Australia business conditions near 3-yr high-survey
SYDNEY Feb 11 (Reuters) - A measure of Australian business conditions rose to its highest in nearly three years in January and firms felt more confident about the outlook for orders and employment, a survey reported on Tuesday.
National Australia Bank's survey of more than 400 firms also found a marked improvement in manufacturing, surprising given constant reports of job cutting and closures.
The report's index of business conditions rose 1 point to +4 in January, the highest since March 2011, while all its various sub-indicies turned positive. The main measure of business confidence climbed 2 points to stand at +8, above its long-run average.
"Conditions look to have turned around a little faster than we had expected just a few months ago, with low interest rates and depreciating AUD gaining surprisingly good traction in some non-mining sectors of the economy," said NAB's chief economist, Alan Oster.
"The improvements over recent months have established a clear upward trend in business activity, suggesting some upside potential to our current growth outlook."
The better trend in business conditions, if maintained, implied underlying economic growth of around 3.25 percent for the first quarter, which would be well above NAB's own forecast.
In an encouraging sign for the subdued labour market, the survey's measure of employment climbed 5 points to +1 for its highest reading in 21 months.

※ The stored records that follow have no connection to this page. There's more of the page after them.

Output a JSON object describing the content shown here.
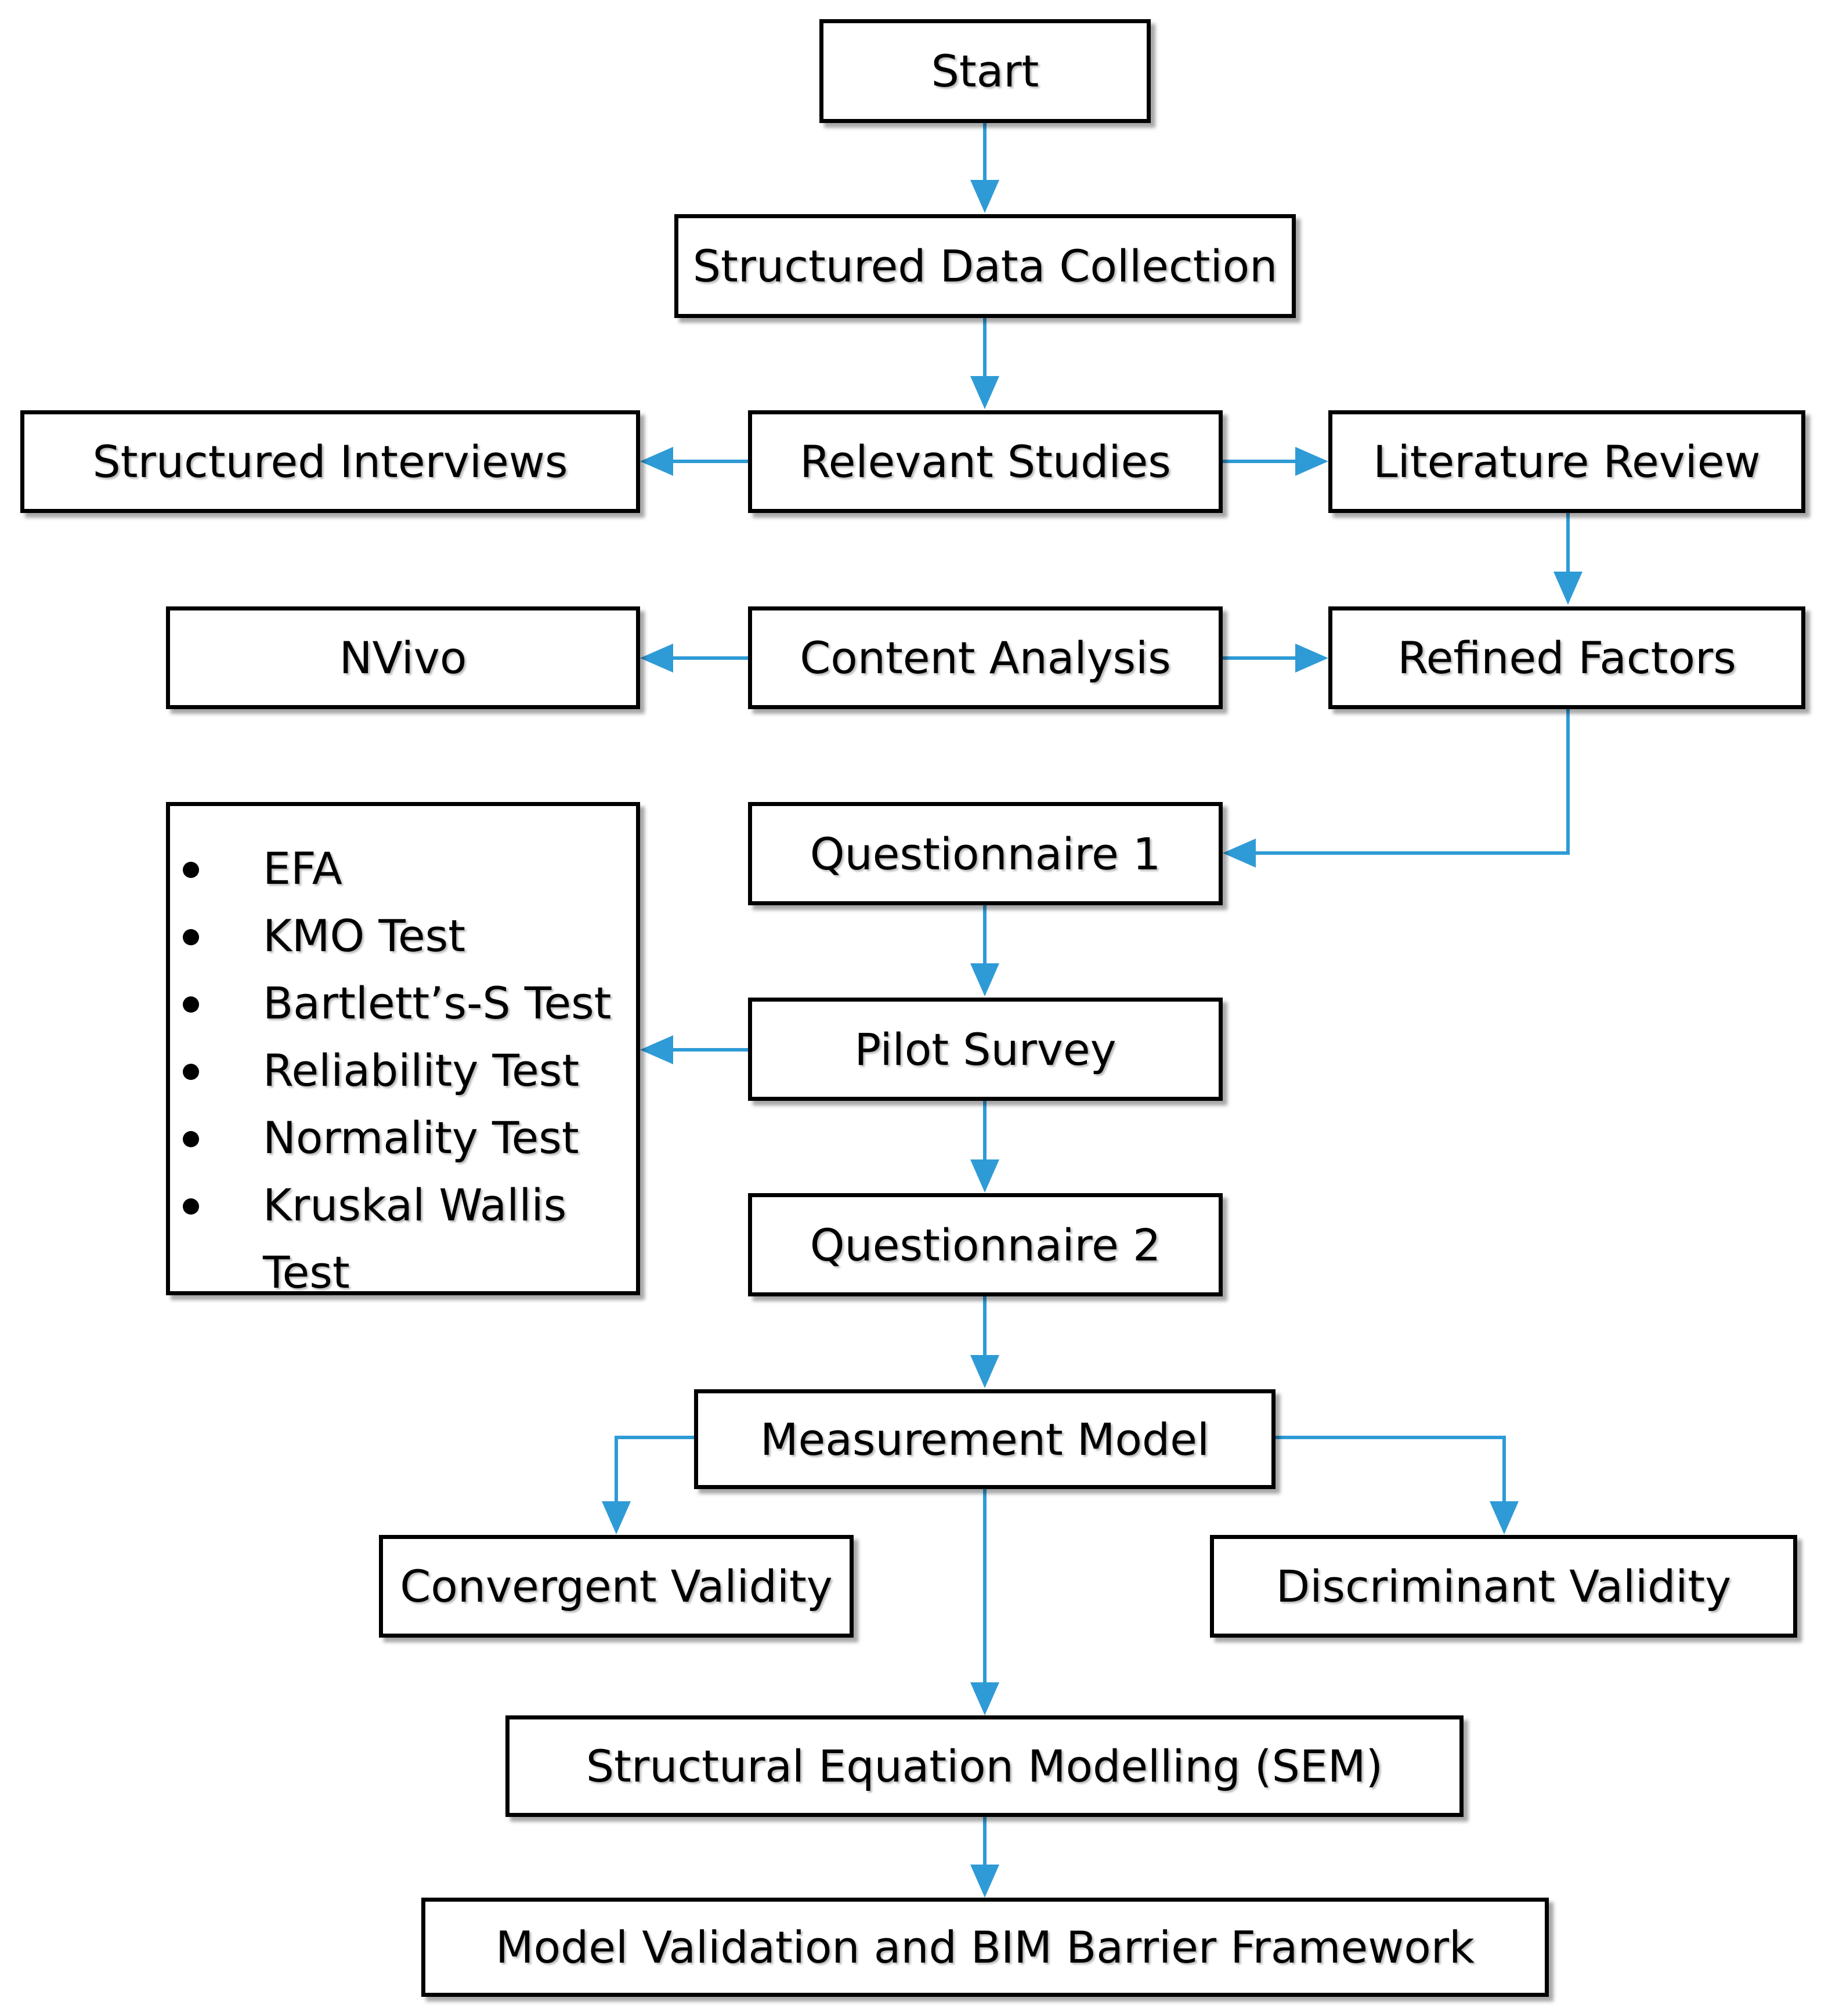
{
  "nodes": {
    "start": "Start",
    "structured_data_collection": "Structured Data Collection",
    "structured_interviews": "Structured Interviews",
    "relevant_studies": "Relevant Studies",
    "literature_review": "Literature Review",
    "nvivo": "NVivo",
    "content_analysis": "Content Analysis",
    "refined_factors": "Refined Factors",
    "questionnaire_1": "Questionnaire 1",
    "pilot_survey": "Pilot Survey",
    "questionnaire_2": "Questionnaire 2",
    "measurement_model": "Measurement Model",
    "convergent_validity": "Convergent Validity",
    "discriminant_validity": "Discriminant Validity",
    "sem": "Structural Equation Modelling (SEM)",
    "model_validation": "Model Validation and BIM Barrier Framework"
  },
  "pilot_tests": [
    "EFA",
    "KMO Test",
    "Bartlett’s-S Test",
    "Reliability Test",
    "Normality Test",
    "Kruskal Wallis Test"
  ],
  "colors": {
    "arrow": "#2f9bd6",
    "border": "#000000",
    "text": "#000000"
  }
}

Manufacturers again reported a big improvement, followed by sports & recreation and business services.
There was also promising news for future growth with the index of forward orders jumping 8 points to +6, the highest since 2009.
The index of capital spending plans rose 3 points to +4 as a pick-up in the services sector outweighed a pullback in mining and construction.
That would be welcome news for the Reserve Bank of Australia (RBA), which has been counting on a revival in non-mining sectors to offset the drag from a cooling resource boom.
Just last week, the central bank all but shut the door on further rate cuts, citing improving economic conditions and a pick-up in inflation.
The RBA cut rates to a record low of 2.5 percent last August and is now expected by many to be on hold for months to come.